Dazu tragen die Schauspieler:innen (Julia Boxheimer, Maximus Garbers) unter ihren transparenten Strumpfanzügen viele Luftballons, die ihre Deformationen eindrucksvoll demonstrieren. Während sie sich in einem nicht enden wollenden Wortschwall in pseudophilosophischen Ergüssen ergehen, werden sie immer wieder von einem Mann in einem weißen Bademantel unterbrochen, der mal wie ein Hausmeister, mal wie ein Kontrolleur vom Gesundheitsamt, mal wie ein Pastor und mal wie der Autor dieses Stücks redet.
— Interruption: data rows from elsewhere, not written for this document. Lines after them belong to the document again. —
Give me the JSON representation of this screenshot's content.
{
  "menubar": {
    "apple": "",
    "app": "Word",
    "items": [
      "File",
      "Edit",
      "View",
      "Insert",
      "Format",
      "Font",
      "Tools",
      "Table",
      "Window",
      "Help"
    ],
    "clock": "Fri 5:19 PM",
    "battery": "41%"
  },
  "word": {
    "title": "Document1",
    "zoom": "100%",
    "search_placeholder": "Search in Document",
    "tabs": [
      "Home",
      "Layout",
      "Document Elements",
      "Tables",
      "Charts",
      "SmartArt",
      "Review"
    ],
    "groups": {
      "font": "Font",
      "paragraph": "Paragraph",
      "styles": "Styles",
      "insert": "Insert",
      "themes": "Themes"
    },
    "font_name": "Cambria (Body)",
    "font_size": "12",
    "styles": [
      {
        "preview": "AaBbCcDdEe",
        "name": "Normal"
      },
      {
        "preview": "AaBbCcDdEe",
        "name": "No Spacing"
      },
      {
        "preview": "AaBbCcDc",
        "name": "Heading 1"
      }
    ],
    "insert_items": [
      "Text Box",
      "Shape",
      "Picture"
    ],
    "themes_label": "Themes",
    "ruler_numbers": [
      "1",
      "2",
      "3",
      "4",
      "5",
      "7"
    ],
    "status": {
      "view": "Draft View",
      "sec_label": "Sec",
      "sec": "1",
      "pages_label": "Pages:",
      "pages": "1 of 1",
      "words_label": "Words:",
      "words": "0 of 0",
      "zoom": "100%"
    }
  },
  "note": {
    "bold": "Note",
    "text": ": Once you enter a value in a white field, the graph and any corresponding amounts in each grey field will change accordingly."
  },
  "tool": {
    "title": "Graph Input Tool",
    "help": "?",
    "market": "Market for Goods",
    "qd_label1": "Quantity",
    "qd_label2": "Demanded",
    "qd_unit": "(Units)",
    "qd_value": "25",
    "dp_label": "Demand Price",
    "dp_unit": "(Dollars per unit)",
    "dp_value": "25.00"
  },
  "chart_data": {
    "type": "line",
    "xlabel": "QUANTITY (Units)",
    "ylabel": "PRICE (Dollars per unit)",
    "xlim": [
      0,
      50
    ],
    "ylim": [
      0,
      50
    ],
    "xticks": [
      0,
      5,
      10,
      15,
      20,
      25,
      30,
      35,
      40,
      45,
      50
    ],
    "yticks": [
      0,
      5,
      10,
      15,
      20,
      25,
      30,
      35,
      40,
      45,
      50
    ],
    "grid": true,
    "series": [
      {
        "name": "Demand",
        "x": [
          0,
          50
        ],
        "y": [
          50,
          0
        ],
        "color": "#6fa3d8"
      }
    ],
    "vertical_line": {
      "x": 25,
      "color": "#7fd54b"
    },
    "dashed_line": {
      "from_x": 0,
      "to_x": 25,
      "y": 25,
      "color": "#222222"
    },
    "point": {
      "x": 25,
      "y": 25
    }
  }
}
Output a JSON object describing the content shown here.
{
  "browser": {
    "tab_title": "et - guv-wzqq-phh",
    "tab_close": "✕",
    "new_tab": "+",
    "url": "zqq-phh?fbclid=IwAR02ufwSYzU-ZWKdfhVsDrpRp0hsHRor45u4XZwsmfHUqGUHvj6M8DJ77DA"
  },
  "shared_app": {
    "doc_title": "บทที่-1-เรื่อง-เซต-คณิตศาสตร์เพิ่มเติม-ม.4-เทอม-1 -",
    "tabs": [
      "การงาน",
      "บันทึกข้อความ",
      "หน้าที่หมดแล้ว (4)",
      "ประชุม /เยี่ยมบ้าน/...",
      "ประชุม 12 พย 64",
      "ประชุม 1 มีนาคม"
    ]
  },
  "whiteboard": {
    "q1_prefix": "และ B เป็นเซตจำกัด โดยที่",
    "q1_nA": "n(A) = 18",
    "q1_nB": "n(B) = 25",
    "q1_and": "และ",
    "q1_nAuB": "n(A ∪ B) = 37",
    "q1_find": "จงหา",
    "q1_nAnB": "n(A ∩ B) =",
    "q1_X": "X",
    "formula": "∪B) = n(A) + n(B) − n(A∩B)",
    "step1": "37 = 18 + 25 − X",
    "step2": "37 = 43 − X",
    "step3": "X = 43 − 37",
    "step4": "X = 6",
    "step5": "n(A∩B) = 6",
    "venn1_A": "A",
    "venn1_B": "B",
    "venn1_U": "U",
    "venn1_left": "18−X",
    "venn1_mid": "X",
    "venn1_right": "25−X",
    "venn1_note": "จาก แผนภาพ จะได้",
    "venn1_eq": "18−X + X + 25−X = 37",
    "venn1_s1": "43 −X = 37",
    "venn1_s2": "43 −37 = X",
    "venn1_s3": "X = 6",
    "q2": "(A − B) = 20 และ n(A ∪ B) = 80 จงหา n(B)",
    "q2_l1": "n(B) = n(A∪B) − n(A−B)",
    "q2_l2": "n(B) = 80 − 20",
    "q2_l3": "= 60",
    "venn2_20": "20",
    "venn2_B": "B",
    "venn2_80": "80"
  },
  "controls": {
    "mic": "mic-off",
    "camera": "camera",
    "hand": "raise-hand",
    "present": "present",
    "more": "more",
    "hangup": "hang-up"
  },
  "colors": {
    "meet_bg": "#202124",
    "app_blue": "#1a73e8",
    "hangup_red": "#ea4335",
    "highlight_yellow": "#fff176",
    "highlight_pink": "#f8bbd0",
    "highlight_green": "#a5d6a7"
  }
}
Für ihr „Klo-Theater“ hat das Nie-Kollektiv wie gewohnt mit seinem besonderen Sinn für Hintergründigkeit, Experimentierlust und Skurrilität ein neues Stück entwickelt. In dem engen Raum des ehemaligen Klohäuschens im Victoriapark, der bis auf den allerletzten Platz gefüllt war, nutzen sie die kleine Bühne voll aus. Mit mehreren Ebenen, die durch transparente Vorhänge und Folien voneinander getrennt wurden, und Kamerafahrten, die den Raum bis auf die Kreuzbergstraße erweiterten, ließen sie das Publikum teilhaben an ihren mit großem Ernst vorgetragenen Überlegungen. Die Themen könnten kaum bedeutender sein: Wahrheit und Lüge, Selbst- und Fremdbilder, Selbstzweifel und Selbstüberschätzung, Egoismus und Sehnsucht nach Gemeinschaft. Doch die Sätze, die Autor und Regisseur Niels Willberg hier seinen Protagonisten in die Münder legt, täuschen einen leicht erschließbaren Sinn nur vor. Letztendlich laufen sie stets in die gedankliche Sackgasse. Auch wenn sie super klug klingen, verweigern sie sich dennoch dem tieferen Verständnis. So eiert die Sprache der Personen genauso ziellos in der Gegend herum wie die Personen selbst auf ihren Lebenswegen. Sie feilen an ihrer Performance und offenbaren doch nur die inhaltliche Vagabundiererei. So wie auch ihre äußere Form bis zum Schluss noch etliche Beulen aufweist, so offenbart ihre verwendete Sprache immer auch ihre Leerstellen. Das ist irritierend, gewitzt und faszinierend. Es macht Spaß den Akteuren zuzuhören und zuzuschauen, auch weil sie selbst so viel Spaß an ihrem Spiel haben. Dieser überträgt sich unvermittelt auf das Publikum, das die Premiere begeistert feierte.